After the Bush years, I found my faith in Big Government’s ability to keep secrets from the people had waned. Why believe in a cover up about aliens when there’s so much worse out there? A year or two ago, I found a blog kept by a sharpshooter who’d been to Iraq. His assignment had been to sit on a hillside and shoot anyone who came near some metal pieces scattered in a valley down below. The metal pieces were ‘components’ intentionally scattered by the military as bait, as they are often used to create IEDs; unfortunately, they also contain copper that children collect in order to sell for scrap, to make money for their families. The sharpshooter was instructed to kill anyone who came near the parts, and kill them he did.

This isn’t the sort of thing everyone thinks of when they’re watching a TV show: ‘how well does this show reflect reality as I know it?’  Of course there’s a temporary suspension of disbelief. This is the benefit of the doubt we give when we sit down to watch anything.
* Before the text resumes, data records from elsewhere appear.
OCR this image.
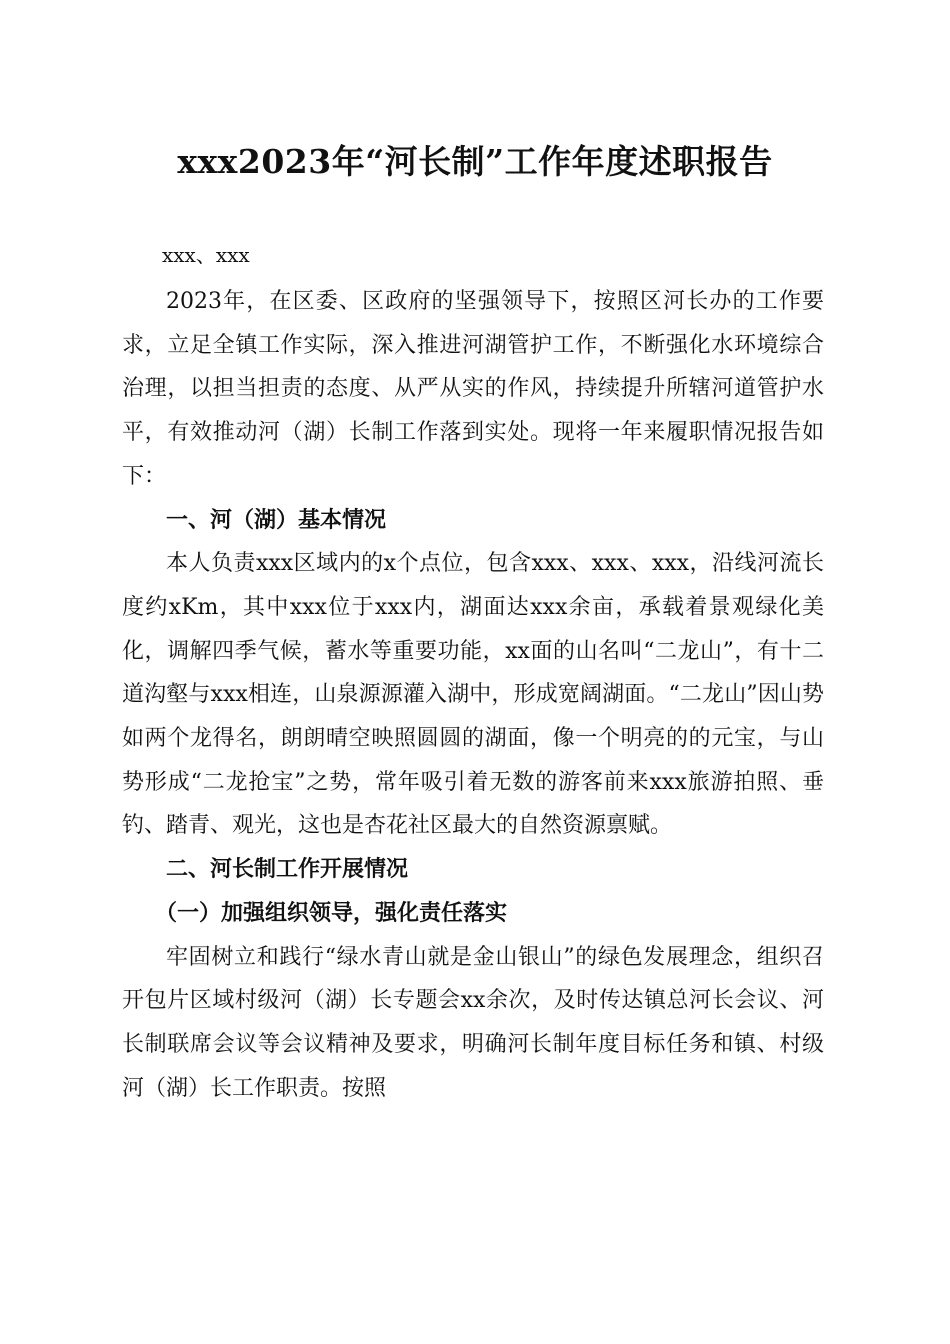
xxx2023年“河长制”工作年度述职报告

xxx、xxx

2023年，在区委、区政府的坚强领导下，按照区河长办的工作要求，立足全镇工作实际，深入推进河湖管护工作，不断强化水环境综合治理，以担当担责的态度、从严从实的作风，持续提升所辖河道管护水平，有效推动河（湖）长制工作落到实处。现将一年来履职情况报告如下：

一、河（湖）基本情况

本人负责xxx区域内的x个点位，包含xxx、xxx、xxx，沿线河流长度约xKm，其中xxx位于xxx内，湖面达xxx余亩，承载着景观绿化美化，调解四季气候，蓄水等重要功能，xx面的山名叫“二龙山”，有十二道沟壑与xxx相连，山泉源源灌入湖中，形成宽阔湖面。“二龙山”因山势如两个龙得名，朗朗晴空映照圆圆的湖面，像一个明亮的的元宝，与山势形成“二龙抢宝”之势，常年吸引着无数的游客前来xxx旅游拍照、垂钓、踏青、观光，这也是杏花社区最大的自然资源禀赋。

二、河长制工作开展情况
（一）加强组织领导，强化责任落实

牢固树立和践行“绿水青山就是金山银山”的绿色发展理念，组织召开包片区域村级河（湖）长专题会xx余次，及时传达镇总河长会议、河长制联席会议等会议精神及要求，明确河长制年度目标任务和镇、村级河（湖）长工作职责。按照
The best parts of the show for me, now and always, are the Monster of the Week episodes, where Mulder and Scully take down werewolves, vampires, lake monsters, weird flesh-eating bugs, giant leeches and such. The episode ‘Beyond The Sea,’ about serial killer Luther Boggs (played by Brad Dourif, one of my actor obsessions) and the death of Scully’s father, is an episode that is so moving that it stuck with me since the first time I saw it, in 1993. The scene where Boggs is walking down the hallway to the gas chamber, and he turns away and is guided back by the officers, not fighting, not violent,  but frightened like a child and simply wanting to get away, is heartbreaking.

There’s still lots to love about the X-files. The patter, the Lone Gunmen, the infamous red Speedo, but in my opinion, most of the good stuff is to be found when Fox and Dana are doing anything but investigating aliens. Odd, considering the show’s intent.